Tyle że do tego może dojść dopiero za kilka miesięcy. Na razie sąd zdecydował, że K. pozostanie za kratami do połowy września. Nie wiadomo jednak, czy jeśli akt oskarżenia wróci do prokuratury, to areszt znów nie zostanie mu przedłużony. Adwokat Marek Małecki, obrońca byłego prezesa, zwraca uwagę, że areszt tymczasowy służy zapewnieniu prawidłowego toku śledztwa, a nie ma być antycypacją kary, która grozi jego klientowi. Wobec niego zaś ciągle istnieje domniemanie niewinności. Dodatkowo śledczy zgromadzili już kompletny materiał dowodowy w tej sprawie.
– W mojej ocenie dalsze stosowanie tego środka ma wymóc na oskarżonym określone zachowanie, co jawnie przyznaje się w uzasadnieniu, że dopiero po złożeniu wyjaśnień na pierwszej rozprawie może liczyć na uchylenie tego środka. Tego rodzaju sytuacja procesowa powinna budzić sprzeciw, a ważne jest, że wyjaśnienia oskarżony może składać i zmieniać w każdym czasie – mówi DGP Małecki. – Z pewnością po zakończeniu postępowania będę rozważał, czy nie doszło do naruszenia prawa oskarżonego do rozpoznania sprawy bez zbędnej zwłoki oraz czy nie zachodzą przesłanki do wystąpienia o odszkodowanie z uwagi na niesłuszne i pozbawione podstaw merytorycznych stosowanie środka zapobiegawczego – dodaje.

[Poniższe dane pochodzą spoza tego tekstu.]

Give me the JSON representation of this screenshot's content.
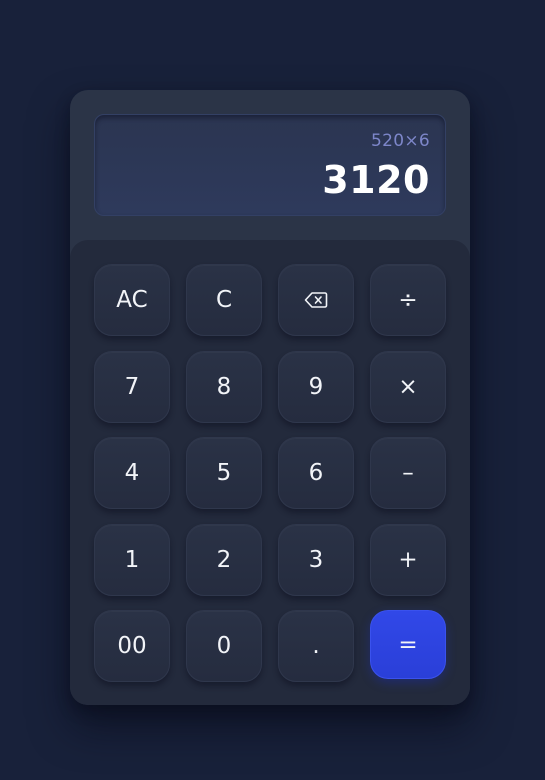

Dopiero 29 lipca Sąd Apelacyjny w Warszawie zajmie się zażaleniem prokuratury na zwrot aktu oskarżenia. Od jego skierowania do sądu minęło ponad dziewięć miesięcy. Rozliczanie afery z udziałem spółki windykacyjnej GetBack nie posunęło się nawet o krok do przodu. Decyzję o zwrocie podjął Sąd Okręgowy, który wytknął śledczym braki w akcie oskarżenia. Przedłużający się start procesu powoduje, że w areszcie tymczasowym od ponad trzech lat przebywa były prezes spółki Konrad K. Pozostanie tam przynajmniej do połowy września.